Given the additions they have made in the bullpen, Anthopoulos may be building enough bullpen depth that adding a meaningful starting pitcher this offseason might not be the likelihood that was prognosticated two months ago.
In days gone by, former General Manager “Trader Jack” McKeon was known for his propensity of player transaction as is modern-era GM Jerry Dipoto. When Anthopoulos took over as GM with Atlanta, he held on to the key prospects in the Braves system, a move that has proven shrewd.
Whether it has been aptitude, instinct, luck or analysis (and likely a combination of all four), Anthopoulos has spent his time in Atlanta making all the right moves, moving on from the right players and most importantly holding on to the best-of-the-bunch. Time will tell if any of the players he gave up this offseason will come back to haunt the team in future years - or if any of the signees, re-signees or acquisitions won’t work out.

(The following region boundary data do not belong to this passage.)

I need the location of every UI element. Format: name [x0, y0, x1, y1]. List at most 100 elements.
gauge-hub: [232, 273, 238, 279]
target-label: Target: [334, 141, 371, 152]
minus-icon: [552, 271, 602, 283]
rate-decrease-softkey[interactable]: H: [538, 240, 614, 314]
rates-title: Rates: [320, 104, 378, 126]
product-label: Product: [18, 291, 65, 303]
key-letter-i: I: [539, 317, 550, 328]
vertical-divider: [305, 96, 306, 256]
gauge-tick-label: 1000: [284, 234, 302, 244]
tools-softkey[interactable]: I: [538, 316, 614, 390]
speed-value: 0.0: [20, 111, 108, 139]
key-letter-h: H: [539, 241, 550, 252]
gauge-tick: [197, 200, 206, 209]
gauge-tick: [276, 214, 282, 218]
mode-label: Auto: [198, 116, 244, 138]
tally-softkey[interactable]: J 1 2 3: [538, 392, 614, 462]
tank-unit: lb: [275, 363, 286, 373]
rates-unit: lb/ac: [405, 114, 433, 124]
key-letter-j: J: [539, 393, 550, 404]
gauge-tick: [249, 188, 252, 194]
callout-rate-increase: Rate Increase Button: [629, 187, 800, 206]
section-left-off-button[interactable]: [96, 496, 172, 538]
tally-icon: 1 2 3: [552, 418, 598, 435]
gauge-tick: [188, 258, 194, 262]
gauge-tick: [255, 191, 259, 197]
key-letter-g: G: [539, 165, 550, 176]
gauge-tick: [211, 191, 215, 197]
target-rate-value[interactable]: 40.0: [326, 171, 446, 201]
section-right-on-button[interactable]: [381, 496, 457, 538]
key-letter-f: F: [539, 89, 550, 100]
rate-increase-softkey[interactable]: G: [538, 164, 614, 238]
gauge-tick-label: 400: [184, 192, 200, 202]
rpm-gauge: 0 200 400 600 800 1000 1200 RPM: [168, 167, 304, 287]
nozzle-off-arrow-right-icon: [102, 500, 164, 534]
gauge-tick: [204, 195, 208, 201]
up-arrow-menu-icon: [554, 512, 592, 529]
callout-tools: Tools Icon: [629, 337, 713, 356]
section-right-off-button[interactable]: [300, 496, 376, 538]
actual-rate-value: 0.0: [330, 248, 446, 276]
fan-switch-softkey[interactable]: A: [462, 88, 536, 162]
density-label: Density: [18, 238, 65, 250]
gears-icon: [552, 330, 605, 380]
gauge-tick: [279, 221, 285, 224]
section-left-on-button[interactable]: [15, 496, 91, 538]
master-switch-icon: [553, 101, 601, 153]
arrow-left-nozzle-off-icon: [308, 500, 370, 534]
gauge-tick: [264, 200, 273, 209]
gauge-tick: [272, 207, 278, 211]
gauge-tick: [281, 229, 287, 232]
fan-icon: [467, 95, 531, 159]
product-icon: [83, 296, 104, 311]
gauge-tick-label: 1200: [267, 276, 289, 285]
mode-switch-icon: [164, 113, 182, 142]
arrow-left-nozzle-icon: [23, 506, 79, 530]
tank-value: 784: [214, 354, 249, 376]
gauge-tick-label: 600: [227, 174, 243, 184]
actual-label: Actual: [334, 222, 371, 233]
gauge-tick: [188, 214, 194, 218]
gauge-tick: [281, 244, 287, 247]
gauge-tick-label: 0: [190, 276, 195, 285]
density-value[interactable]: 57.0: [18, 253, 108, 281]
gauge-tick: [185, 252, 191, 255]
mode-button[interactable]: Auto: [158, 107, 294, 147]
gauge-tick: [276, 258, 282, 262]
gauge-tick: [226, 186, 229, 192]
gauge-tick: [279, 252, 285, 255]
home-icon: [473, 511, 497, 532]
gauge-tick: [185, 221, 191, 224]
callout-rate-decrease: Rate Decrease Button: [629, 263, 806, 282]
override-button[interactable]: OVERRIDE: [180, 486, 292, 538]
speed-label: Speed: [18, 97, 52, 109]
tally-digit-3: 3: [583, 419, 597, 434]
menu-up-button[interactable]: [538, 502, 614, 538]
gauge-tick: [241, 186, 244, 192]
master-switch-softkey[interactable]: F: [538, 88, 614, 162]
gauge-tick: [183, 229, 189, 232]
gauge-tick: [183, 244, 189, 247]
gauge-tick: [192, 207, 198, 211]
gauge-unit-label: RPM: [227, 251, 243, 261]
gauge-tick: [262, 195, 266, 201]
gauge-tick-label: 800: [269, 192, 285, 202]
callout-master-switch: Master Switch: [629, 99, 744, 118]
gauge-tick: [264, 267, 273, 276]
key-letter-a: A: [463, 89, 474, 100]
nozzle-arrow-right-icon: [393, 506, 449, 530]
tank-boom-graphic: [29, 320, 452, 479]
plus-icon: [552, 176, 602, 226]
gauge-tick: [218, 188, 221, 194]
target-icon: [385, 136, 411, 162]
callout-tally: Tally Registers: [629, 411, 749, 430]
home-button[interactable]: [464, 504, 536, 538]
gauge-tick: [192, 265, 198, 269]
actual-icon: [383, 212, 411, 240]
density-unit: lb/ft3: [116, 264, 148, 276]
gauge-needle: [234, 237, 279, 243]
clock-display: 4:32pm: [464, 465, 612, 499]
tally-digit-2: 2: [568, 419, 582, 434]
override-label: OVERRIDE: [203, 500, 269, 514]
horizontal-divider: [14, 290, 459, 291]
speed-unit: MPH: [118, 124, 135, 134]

Just because the back of a Braves jersey won’t be emblazed with the nameplate “Nola” or “Ohtani” or “Glasnow” - and probably no “Cease” - it doesn’t mean that Atlanta has sat on its loreals. No, this offseason hasn’t had a “win the offseason” move but not seeing the benefit of the moves that have been made is a fool’s errand.
The Braves assigned budget for next season allowed them to have money to spend this offseason and rather than dump most of that into one player - or maybe more accurately put, when they weren’t able to assign that budget to the player they wanted - Anthopoulos and crew leveraged those excess funds to trade for a couple of players they did want (and many more they did not).
There are benefits to corporate ownership versus private ownership in pro sports - and those that follow the Braves are seeing that now: get a budget, use the budget.
Ask some of the other Atlanta-area pro sports teams with private ownership if they get that same latitude.
If all those player moves weren’t enough for you, the team also added Tom Goodwin, Matt Tuiasosopo and Erick Abreu to their major league coaching staff to replace the outgoing Ron Washington, Eric Young, Sr. and Drew French. The impact of the coaching changes may end up with the biggest impact next season of all the moves - for better or for worse.
With Spring Training 2024 less than two months away, it is possible the Braves offseason roster work is largely complete. No sooner than those works are read, good ol’ AA may shock us all with a major move no one saw coming.